李銳停下腳步,歪着頭看着他,臉上看不出喜怒。
“對!俺刀都砍捲了!”那漢子見李銳搭話,以爲有戲,一臉喜色地跑出列。
甚至還得意地回頭看了一眼同伴,彷彿在說:看,這就是會哭的孩子有奶喫,撐死膽大的。
“張虎。”李銳淡淡地喊了一聲。
“到!”
“把他的刀拿過來。”
張虎大步上前,一把奪過那漢子手裏的柴刀,遞給李銳。
李銳甚至沒用手接,只是用手裏那把佐官刀的刀尖,輕輕在柴刀的刀刃上颳了一下。
“蹭。”
一層暗紅色的東西被颳了下來,那是泥巴混着已經乾涸發黑的血。
李銳湊到鼻子底下聞了聞,隨即冷笑一聲,眼底閃過一絲暴戾。
“泥巴混着死人血,塗上去的吧?做得還挺真。”
話音未落,李銳猛地抬腿,一腳踹在那漢子的小腹上。
“嘭!”
這一腳勢大力沉,那漢子直接像個破麻袋一樣飛出去三四米,重重砸在雪地上。
捂着肚子滿地打滾,連慘叫聲都發不出來,只能發出赫赫的風箱聲,臉憋成了豬肝色。
全場死寂。
剛纔還存着僥倖心理、想混點肉湯喝的人,瞬間把脖子縮進了褲襠裏,大氣都不敢出。
“把老子當瞎子?”
李銳把那把破柴刀隨手扔進火堆裏,聲音森冷如鐵:“刀口捲了那是砸石頭砸的!上面連個肉茬子、骨頭渣子都沒有!你跟老子說你殺敵了?”
“神機營不養廢物,更不養騙子!”
李銳轉身,指着那幾十口沸騰的大鍋,目光如刀鋒般掃過全場,被他看到的人無不低下頭去。
“聽好了,這就是規矩。”
“狼喫肉,狗喫屎。”
“想要肉?簡單。前面就是應州,裏面有的是金狗。下次把腦袋掛在腰帶上,哪怕你是癱子,老子也親自餵你喫肉!”

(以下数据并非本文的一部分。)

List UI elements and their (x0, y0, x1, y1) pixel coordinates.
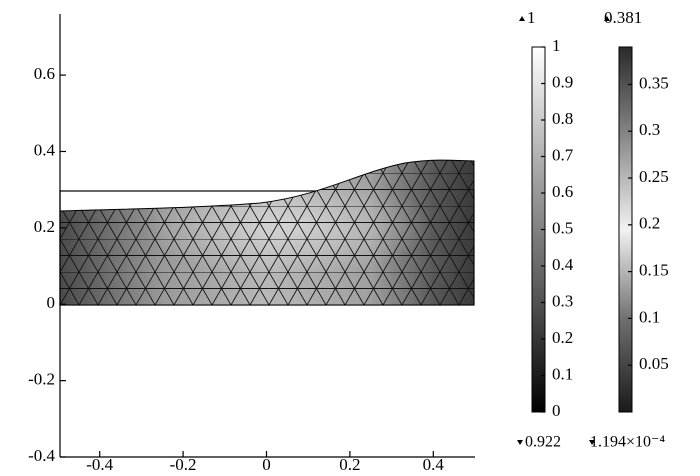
colorbar-tick-label: 0.9 (552, 72, 573, 91)
colorbar-tick-label: 0.3 (639, 120, 660, 139)
y-tick-label: -0.4 (28, 446, 55, 465)
colorbar-tick-label: 0.15 (639, 261, 669, 280)
colorbar-max: 0.381 (604, 8, 642, 27)
colorbar-min: 1.194×10⁻⁴ (590, 434, 665, 451)
colorbar-tick-label: 0.05 (639, 354, 669, 373)
geometry (59, 159, 475, 306)
x-tick-label: 0 (262, 455, 271, 474)
x-tick-label: -0.2 (170, 455, 197, 474)
colorbar-tick-label: 0.35 (639, 73, 669, 92)
colorbar-tick-label: 0.8 (552, 109, 573, 128)
y-tick-label: -0.2 (28, 370, 55, 389)
x-tick-label: 0.4 (423, 455, 445, 474)
colorbar-tick-label: 1 (552, 36, 561, 55)
y-tick-label: 0 (47, 293, 56, 312)
colorbar-tick-label: 0.6 (552, 182, 573, 201)
colorbar (618, 46, 633, 413)
colorbar-tick-label: 0.2 (552, 328, 573, 347)
x-tick-label: 0.2 (339, 455, 360, 474)
y-tick-label: 0.2 (34, 217, 55, 236)
colorbar-tick-label: 0.4 (552, 255, 574, 274)
colorbar-tick-label: 0.5 (552, 218, 573, 237)
colorbar-tick-label: 0.3 (552, 291, 573, 310)
colorbar-tick-label: 0.2 (639, 214, 660, 233)
colorbar-tick-label: 0.1 (639, 307, 660, 326)
colorbar-tick-label: 0 (552, 401, 561, 420)
colorbar-tick-label: 0.25 (639, 167, 669, 186)
colorbar-arrows (517, 16, 610, 445)
colorbar-max: 1 (527, 8, 536, 27)
y-tick-label: 0.4 (34, 140, 56, 159)
colorbar-min: 0.922 (525, 434, 561, 451)
y-tick-label: 0.6 (34, 64, 55, 83)
colorbar-tick-label: 0.7 (552, 145, 574, 164)
colorbar-tick-label: 0.1 (552, 364, 573, 383)
x-tick-label: -0.4 (86, 455, 113, 474)
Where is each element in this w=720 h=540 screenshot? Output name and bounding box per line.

“至於現在……”李銳指了指那個還在地上打滾的漢子,“你只能在旁邊看着!”
殘酷。
赤裸裸的殘酷。
但在亂世,在金人的屠刀和神機營的槍口下,這就是唯一的真理。
沒人敢去扶那漢子,甚至沒人敢多看那漢子一眼。
所有人的目光,再次聚焦到了那口沸騰的大鍋上。只是這一次,眼神裏少了幾分貪婪,多了幾分敬畏和恐懼。
“趙二狗!”
李銳突然喊了一個名字。
“到!!”
一聲撕裂喉嚨的嘶吼,帶着還沒退去的瘋勁兒。